Naar boven ↑

Rechtspraak

Uitspraakdatum

20-03-2015

ECLI

ECLI:NL:TAHVD:2015:107

Zaaknummer

7247

Inhoudsindicatie

Verwijt klager onvoldoende van de ontwikkelingen in zijn zaak op de hoogte gehouden te hebben, gegrond, berisping.

Uitspraak

                                   

Beslissing van 20 maart 2015

in de zaak 7247

naar aanleiding van het hoger beroep van:

verweerder

tegen:

klager

1    HET GEDING IN EERSTE AANLEG

Het hof verwijst naar de beslissing van de Raad van Discipline in het ressort Amsterdam (verder: de raad) van 15 juli 2014, onder nummer 14-002A, aan partijen toegezonden op 15 juli 2014, waarbij van een klacht van  klager tegen verweerder klachtonderdeel a gegrond en klachtonderdeel b ongegrond is verklaard en de maatregel van berisping is opgelegd.

De beslissing is gepubliceerd op tuchtrecht.nl als ECLI:NL:TADRAMS:2014:195.
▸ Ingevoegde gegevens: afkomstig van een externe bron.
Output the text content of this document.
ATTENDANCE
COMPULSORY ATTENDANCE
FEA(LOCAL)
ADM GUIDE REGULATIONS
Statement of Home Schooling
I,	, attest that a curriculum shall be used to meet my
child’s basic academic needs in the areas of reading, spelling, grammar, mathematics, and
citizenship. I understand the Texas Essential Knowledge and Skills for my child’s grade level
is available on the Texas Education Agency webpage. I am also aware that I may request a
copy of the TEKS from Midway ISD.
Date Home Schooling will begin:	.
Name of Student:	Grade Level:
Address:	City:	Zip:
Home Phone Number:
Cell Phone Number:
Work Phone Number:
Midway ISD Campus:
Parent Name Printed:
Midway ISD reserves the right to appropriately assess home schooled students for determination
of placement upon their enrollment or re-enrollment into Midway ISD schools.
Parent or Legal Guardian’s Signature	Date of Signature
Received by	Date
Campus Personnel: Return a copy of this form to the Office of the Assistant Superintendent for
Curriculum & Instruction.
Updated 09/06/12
2    HET GEDING IN HOGER BEROEP

2.1    De memorie waarbij verweerder van deze beslissing in hoger beroep is gekomen, is op 11 augustus 2014 ter griffie van het hof ontvangen.

2.2    Het hof heeft voorts kennis genomen van:

-    de stukken van de eerste aanleg.

2.3    Het hof heeft de zaak mondeling behandeld ter openbare zitting van 19 januari 2015, waar klager samen met zijn schoonmoeder en verweerder samen met zijn gemachtigde zijn verschenen.

3    KLACHT

3.1    De klacht houdt, zakelijk weergegeven en voor zover in hoger beroep nog van belang, in dat verweerder tuchtrechtelijk verwijtbaar heeft gehandeld als bedoeld in artikel 46 Advocatenwet doordat:

a)    verweerder klager niet op de hoogte heeft gehouden van (het uitblijven van) ontwikkelingen in de behandeling van de zaak en niet heeft gereageerd op de verzoeken van klager om contact met hem op te nemen.

b)    (…..)

4    FEITEN

    In overweging 2 heeft de raad vastgesteld van welke feiten in deze procedure wordt uitgegaan. De door de raad vastgestelde feiten, welke niet zijn betwist, vormen ook in hoger beroep het uitgangspunt.

5    BEOORDELING

5.1    Het beroep van verweerder richt zich tegen de beslissing van de raad voor zover de raad klachtonderdeel a gegrond heeft verklaard en aan verweerder de maatregel van berisping heeft opgelegd.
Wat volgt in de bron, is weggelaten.